Experimental Findings

Resolution Sensitivity: High-resolution inputs significantly improve performance by providing more precise depth and mask information
Importance of Geometric Information: Depth maps provide richer geometric constraints than masks
Computational Efficiency: MMTokenizer substantially improves inference speed while maintaining performance

Learning World Models

Early methods inspired by VideoGPT perform RGB video tokenization, while recent diffusion models advance latent space prediction. GWM employs 3DGS but is limited by monocular scene quality.

4D Video Prediction

Methods like TesserAct explore RGB-D generation but lack explicit action conditioning, limiting robotic applications.

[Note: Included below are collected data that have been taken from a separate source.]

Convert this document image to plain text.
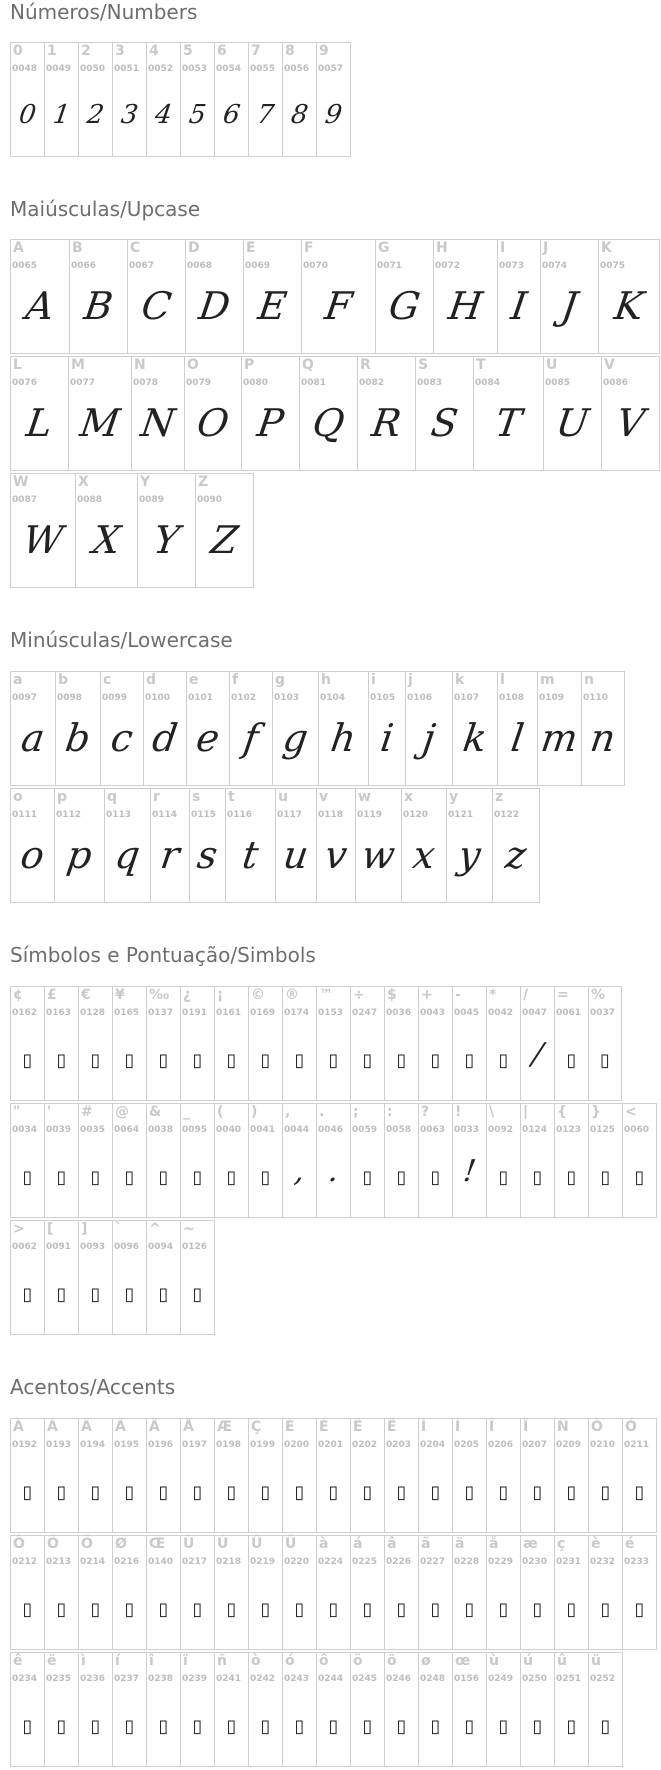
Números/Numbers
0
0048
0
1
0049
1
2
0050
2
3
0051
3
4
0052
4
5
0053
5
6
0054
6
7
0055
7
8
0056
8
9
0057
9
Maiúsculas/Upcase
A
0065
A
B
0066
B
C
0067
C
D
0068
D
E
0069
E
F
0070
F
G
0071
G
H
0072
H
I
0073
I
J
0074
J
K
0075
K
L
0076
L
M
0077
M
N
0078
N
O
0079
O
P
0080
P
Q
0081
Q
R
0082
R
S
0083
S
T
0084
T
U
0085
U
V
0086
V
W
0087
W
X
0088
X
Y
0089
Y
Z
0090
Z
Minúsculas/Lowercase
a
0097
a
b
0098
b
c
0099
c
d
0100
d
e
0101
e
f
0102
f
g
0103
g
h
0104
h
i
0105
i
j
0106
j
k
0107
k
l
0108
l
m
0109
m
n
0110
n
o
0111
o
p
0112
p
q
0113
q
r
0114
r
s
0115
s
t
0116
t
u
0117
u
v
0118
v
w
0119
w
x
0120
x
y
0121
y
z
0122
z
Símbolos e Pontuação/Simbols
¢
0162
▯
£
0163
▯
€
0128
▯
¥
0165
▯
‰
0137
▯
¿
0191
▯
¡
0161
▯
©
0169
▯
®
0174
▯
™
0153
▯
÷
0247
▯
$
0036
▯
+
0043
▯
-
0045
▯
*
0042
▯
/
0047
/
=
0061
▯
%
0037
▯
"
0034
▯
'
0039
▯
#
0035
▯
@
0064
▯
&
0038
▯
_
0095
▯
(
0040
▯
)
0041
▯
,
0044
,
.
0046
.
;
0059
▯
:
0058
▯
?
0063
▯
!
0033
!
\
0092
▯
|
0124
▯
{
0123
▯
}
0125
▯
<
0060
▯
>
0062
▯
[
0091
▯
]
0093
▯
`
0096
▯
^
0094
▯
~
0126
▯
Acentos/Accents
À
0192
▯
Á
0193
▯
Â
0194
▯
Ã
0195
▯
Ä
0196
▯
Å
0197
▯
Æ
0198
▯
Ç
0199
▯
È
0200
▯
É
0201
▯
Ê
0202
▯
Ë
0203
▯
Ì
0204
▯
Í
0205
▯
Î
0206
▯
Ï
0207
▯
Ñ
0209
▯
Ò
0210
▯
Ó
0211
▯
Ô
0212
▯
Õ
0213
▯
Ö
0214
▯
Ø
0216
▯
Œ
0140
▯
Ù
0217
▯
Ú
0218
▯
Û
0219
▯
Ü
0220
▯
à
0224
▯
á
0225
▯
â
0226
▯
ã
0227
▯
ä
0228
▯
å
0229
▯
æ
0230
▯
ç
0231
▯
è
0232
▯
é
0233
▯
ê
0234
▯
ë
0235
▯
ì
0236
▯
í
0237
▯
î
0238
▯
ï
0239
▯
ñ
0241
▯
ò
0242
▯
ó
0243
▯
ô
0244
▯
õ
0245
▯
ö
0246
▯
ø
0248
▯
œ
0156
▯
ù
0249
▯
ú
0250
▯
û
0251
▯
ü
0252
▯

Robotic Manipulation World Models

Primarily used for data augmentation and RL simulation, but generally lack 3D information, limiting effectiveness as simulators and data generators.

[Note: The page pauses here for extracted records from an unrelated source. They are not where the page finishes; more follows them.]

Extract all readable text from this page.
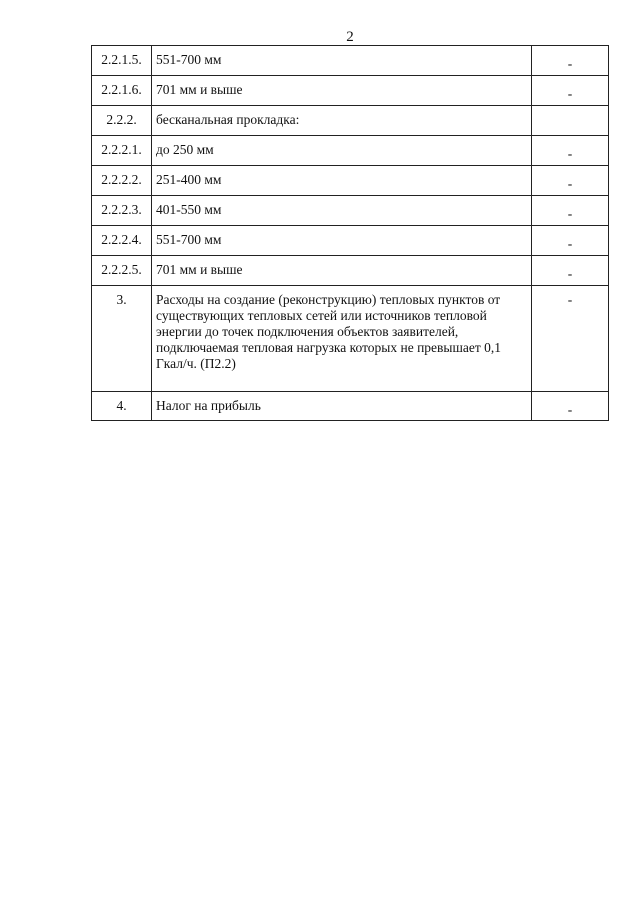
2
2.2.1.5.	551-700 мм	-
2.2.1.6.	701 мм и выше	-
2.2.2.	бесканальная прокладка:	
2.2.2.1.	до 250 мм	-
2.2.2.2.	251-400 мм	-
2.2.2.3.	401-550 мм	-
2.2.2.4.	551-700 мм	-
2.2.2.5.	701 мм и выше	-
3.	Расходы на создание (реконструкцию) тепловых пунктов от существующих тепловых сетей или источников тепловой энергии до точек подключения объектов заявителей, подключаемая тепловая нагрузка которых не превышает 0,1 Гкал/ч. (П2.2)	-
4.	Налог на прибыль	-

Conclusions and Discussion

Main Conclusions

Multi-modal world models significantly outperform pure RGB methods
MMTokenizer achieves good balance between efficiency and performance
Geometric information is crucial for robotic manipulation tasks
The method performs well in both simulation and real environments

Limitations

Pre-training Dependency: Still requires large-scale pre-training to fully leverage multi-modal world model generalization
Computational Resources: While more efficient than 3DGS methods, still more computationally intensive than pure RGB approaches
Depth Quality Dependency: Performance is affected by depth estimation quality

Future Directions

Explore larger-scale multi-modal pre-training
Investigate more efficient 3D representation methods
Extend to more robotic platforms and task types

In-Depth Evaluation

Strengths

Strong Innovation: First systematic introduction of multi-modal information into world models with novel technical approach
Engineering Completeness: Forms complete closed-loop from theoretical design to practical deployment
Comprehensive Experiments: Covers simulation, benchmark testing, and real robot validation
Significant Performance Gains: Achieves notable improvements across multiple metrics

Weaknesses

Insufficient Theoretical Analysis: Lacks in-depth theoretical explanation for why multi-modal information improves performance
Limited Generalization Verification: Primarily validated on specific robot platforms; cross-platform generalization requires further verification
Incomplete Computational Analysis: While efficiency improvements are mentioned, detailed computational complexity analysis is lacking

Impact

Academic Value: Provides new multi-modal direction for world model research
Practical Value: Directly applicable to real robotic systems with strong practicality
Reproducibility: Provides detailed implementation details and open-source commitments

Applicable Scenarios

Robotic manipulation tasks requiring precise geometric understanding
Data-scarce robotic learning scenarios
Reinforcement learning applications requiring high-fidelity simulation

References

This paper cites 63 relevant references covering important works in world models, video prediction, robotic learning, and other domains, providing solid theoretical foundation for the research.

Overall Assessment: This is a high-quality robotics learning paper making important contributions to multi-modal world models. The technical innovations are clear, experimental validation is comprehensive, and it possesses strong academic and practical value.